SEOUL, South Korea -- Key North Korean websites were back online Tuesday after an hours-long shutdown that followed a U.S. vow to respond to a crippling cyberattack on Sony Pictures that Washington blames on Pyongyang.
The White House and State Department declined to say whether the U.S. government was responsible for the Internet shutdown in one of the least-wired and poorest countries in the world.
Though it denies responsibility for the Sony hack, Pyongyang has called it a "righteous deed" and made clear its fury over "The Interview," a comedy that depicts the assassination of the North's authoritarian leader, Kim Jong Un, the head of a 1.2 million-man army and the focus of an intense cult of personality.
South Korean officials, speaking on condition of anonymity because of office rules, said the North's official Korean Central News Agency and the Rodong Sinmun newspaper, which are the main channels for official North Korea news, had been down earlier. But the websites were back up later Tuesday. Among the posts glorifying the ruling Kim family was one about Kim Jong Un visiting a catfish farm.
U.S. computer experts described the Internet outages in the North as sweeping and progressively worse. Jim Cowie, chief scientist at Dyn Research, an Internet performance company, said in an online post that the North came back online after a 9-1/2 hour outage.
Possible causes for the shutdown include an external attack on its fragile network or even just power problems, Cowie wrote.
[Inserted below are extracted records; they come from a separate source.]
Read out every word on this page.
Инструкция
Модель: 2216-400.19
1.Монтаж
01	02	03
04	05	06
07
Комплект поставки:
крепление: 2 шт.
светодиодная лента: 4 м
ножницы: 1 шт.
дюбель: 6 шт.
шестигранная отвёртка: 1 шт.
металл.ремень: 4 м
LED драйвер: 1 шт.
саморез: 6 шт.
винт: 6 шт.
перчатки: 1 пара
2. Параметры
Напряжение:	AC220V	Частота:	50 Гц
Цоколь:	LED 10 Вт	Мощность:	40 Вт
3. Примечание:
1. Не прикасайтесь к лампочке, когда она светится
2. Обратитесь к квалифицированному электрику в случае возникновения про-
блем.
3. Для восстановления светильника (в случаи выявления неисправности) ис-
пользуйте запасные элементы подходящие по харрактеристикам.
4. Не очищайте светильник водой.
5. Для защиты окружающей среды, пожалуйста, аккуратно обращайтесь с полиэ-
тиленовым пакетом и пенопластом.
But, he added, "We can only guess."
A senior administration official downplayed the possibility of a retaliatory cyber strike. Analyst Jim Lewis told CBS News trading shots in cyber space with North Korea is not a good option.
"We have a lot more to lose than they do," he said. "Turning out the lights in Pyongyang, they do that by themselves every day. Turn out the lights in New York or Washington, there is real economic harm."
Separately, China's Foreign Ministry on Tuesday called reports that China was involved in cutting off North Korea's Internet "irresponsible," according to the Reuters news agency. Ministry spokeswoman Hua Chunying made the remarks at a daily news briefing. China called on the United States and North Korea to talk to each other about the hack attack on Sony Pictures, she said.
Last year, North Korea suffered similar brief Internet shutdowns of websites at a time of nuclear tensions with the U.S., South Korea and other countries. North Korea blamed Seoul and Washington for the outages.
President Obama has said the U.S. government expected to respond to the Sony hack, which he described as an expensive act of "cyber vandalism" by North Korea.
Mr. Obama did not discuss details, and it was not immediately clear if the Internet connectivity problems represented the retribution. The U.S. government regards its offensive cyber operations as highly classified.
But U.S. options for acting against North Korea are limited. The country already faces massive international and U.S. sanctions over its repeated nuclear and rocket tests.
The hack has been a nightmare for Sony, which canceled plans to release the movie after a group of hackers made threats against theaters that planned to show it.
Although North Korea is equipped for broadband Internet, only a small, approved segment of the population has any access to the World Wide Web. Few North Koreans have access to computers; those who do are typically able to connect only to a domestic Intranet.
More than a million people use mobile phones in North Korea. The network covers most major cities, but users cannot call outside the country or receive calls from outside. The North's Intranet gives access to government-sanctioned sites and works with its own browsers, search engine and email programs, according to South Korea's Unification Ministry.